As I’ve spent five days previewing Digital Storytelling Tools with first graders, I’ve tried Storybird and KerPoof and have now moved on to Little Bird Tales. Now, after KerPoof, I have to say that it was hard to try something new. I was reeeeaaaallly happy with KerPoof. But, this is the unit where I decided to try several tools to give them a chance and evaluate them with students. After reading Shannon Miller’s post about her students using Little Bird Tales for poetry I thought I would give it a try with students.
Little Bird Tales has an easy login process that must be completed before use. Again, I made a silly mistake on logins. The four-digit school codes that I wanted were taken, so I went with their randomly generated suggestion. Which had a 0 and an O right next to each other. Oy. How silly is that? I should have just picked a random school code!

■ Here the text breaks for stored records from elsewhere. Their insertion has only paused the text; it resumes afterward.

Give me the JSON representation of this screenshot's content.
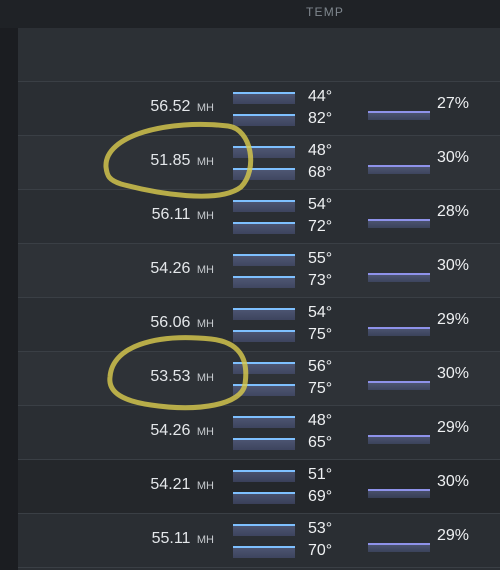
{
  "header": {
    "temp_label": "TEMP"
  },
  "rows": [
    {
      "hashrate": "56.52",
      "unit": "MH",
      "temp_top": "44°",
      "temp_bottom": "82°",
      "fan": "27%"
    },
    {
      "hashrate": "51.85",
      "unit": "MH",
      "temp_top": "48°",
      "temp_bottom": "68°",
      "fan": "30%"
    },
    {
      "hashrate": "56.11",
      "unit": "MH",
      "temp_top": "54°",
      "temp_bottom": "72°",
      "fan": "28%"
    },
    {
      "hashrate": "54.26",
      "unit": "MH",
      "temp_top": "55°",
      "temp_bottom": "73°",
      "fan": "30%"
    },
    {
      "hashrate": "56.06",
      "unit": "MH",
      "temp_top": "54°",
      "temp_bottom": "75°",
      "fan": "29%"
    },
    {
      "hashrate": "53.53",
      "unit": "MH",
      "temp_top": "56°",
      "temp_bottom": "75°",
      "fan": "30%"
    },
    {
      "hashrate": "54.26",
      "unit": "MH",
      "temp_top": "48°",
      "temp_bottom": "65°",
      "fan": "29%"
    },
    {
      "hashrate": "54.21",
      "unit": "MH",
      "temp_top": "51°",
      "temp_bottom": "69°",
      "fan": "30%"
    },
    {
      "hashrate": "55.11",
      "unit": "MH",
      "temp_top": "53°",
      "temp_bottom": "70°",
      "fan": "29%"
    }
  ],
  "colors": {
    "annotation": "#d7c84d",
    "sparkline_line": "#7ec0ff",
    "fan_sparkline_line": "#8e92ea"
  }
}
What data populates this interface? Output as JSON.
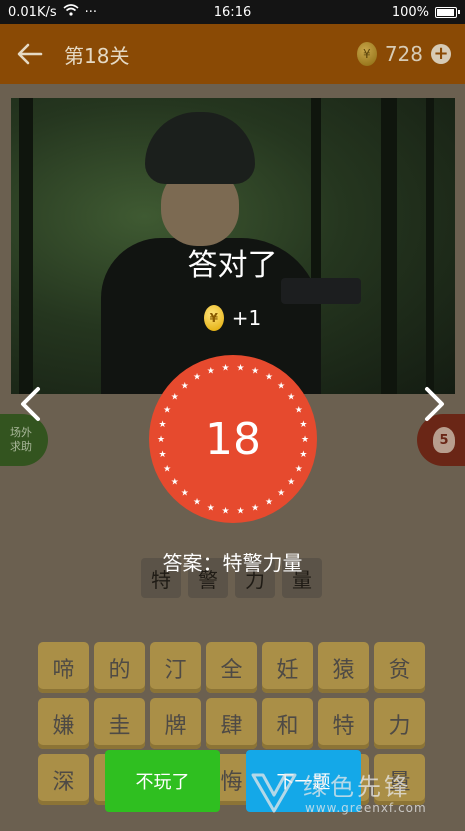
{
  "status_bar": {
    "network_speed": "0.01K/s",
    "more_dots": "···",
    "time": "16:16",
    "battery_percent": "100%",
    "battery_level": 1.0
  },
  "header": {
    "level_title": "第18关",
    "coin_count": "728",
    "coin_symbol": "¥"
  },
  "question": {
    "answer_chars": [
      "特",
      "警",
      "力",
      "量"
    ]
  },
  "sidebar": {
    "help_label": "场外\n求助",
    "hint_count": "5"
  },
  "character_grid": [
    [
      "啼",
      "的",
      "汀",
      "全",
      "妊",
      "猿",
      "贫"
    ],
    [
      "嫌",
      "圭",
      "牌",
      "肆",
      "和",
      "特",
      "力"
    ],
    [
      "深",
      "",
      "",
      "悔",
      "",
      "",
      "量"
    ]
  ],
  "result_overlay": {
    "title": "答对了",
    "reward_symbol": "¥",
    "reward": "+1",
    "level_number": "18",
    "answer_text": "答案：特警力量",
    "quit_label": "不玩了",
    "next_label": "下一题"
  },
  "watermark": {
    "main": "绿色先锋",
    "sub": "www.greenxf.com"
  },
  "colors": {
    "appbar": "#8a4a05",
    "badge_red": "#e64a2e",
    "quit_green": "#2fbf20",
    "next_blue": "#14a8e8",
    "tile": "#aa8f47"
  }
}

My first graders knew where each were on the keyboard, but some could not tell which order they were printed in.
One day I’ll learn….
Little Bird Tales has a quick and easy draw option for getting started without bringing in your own media. This is what we tried in our experiment. Students illustrated a Cover for their story and a few began to add pages. Most were really excited by the possibility of narrating their story as Little Bird Tales has a simple recording option.
I like the interface with this and the ability to bring in pictures of your own. I love the record option. I also like that illustrating the cover is separate from the pages of the story. However, I have to say that this isn’t really different from Pixie, which we have access to. I think for a school without Pixie that this would be a fantastic tool. For us, I’m not sure the student login the fact that this is online has an advantages over Pixie. It’s worth giving Little Bird Tales a try though if you need a simple tool to integrate, picture, text, and sound!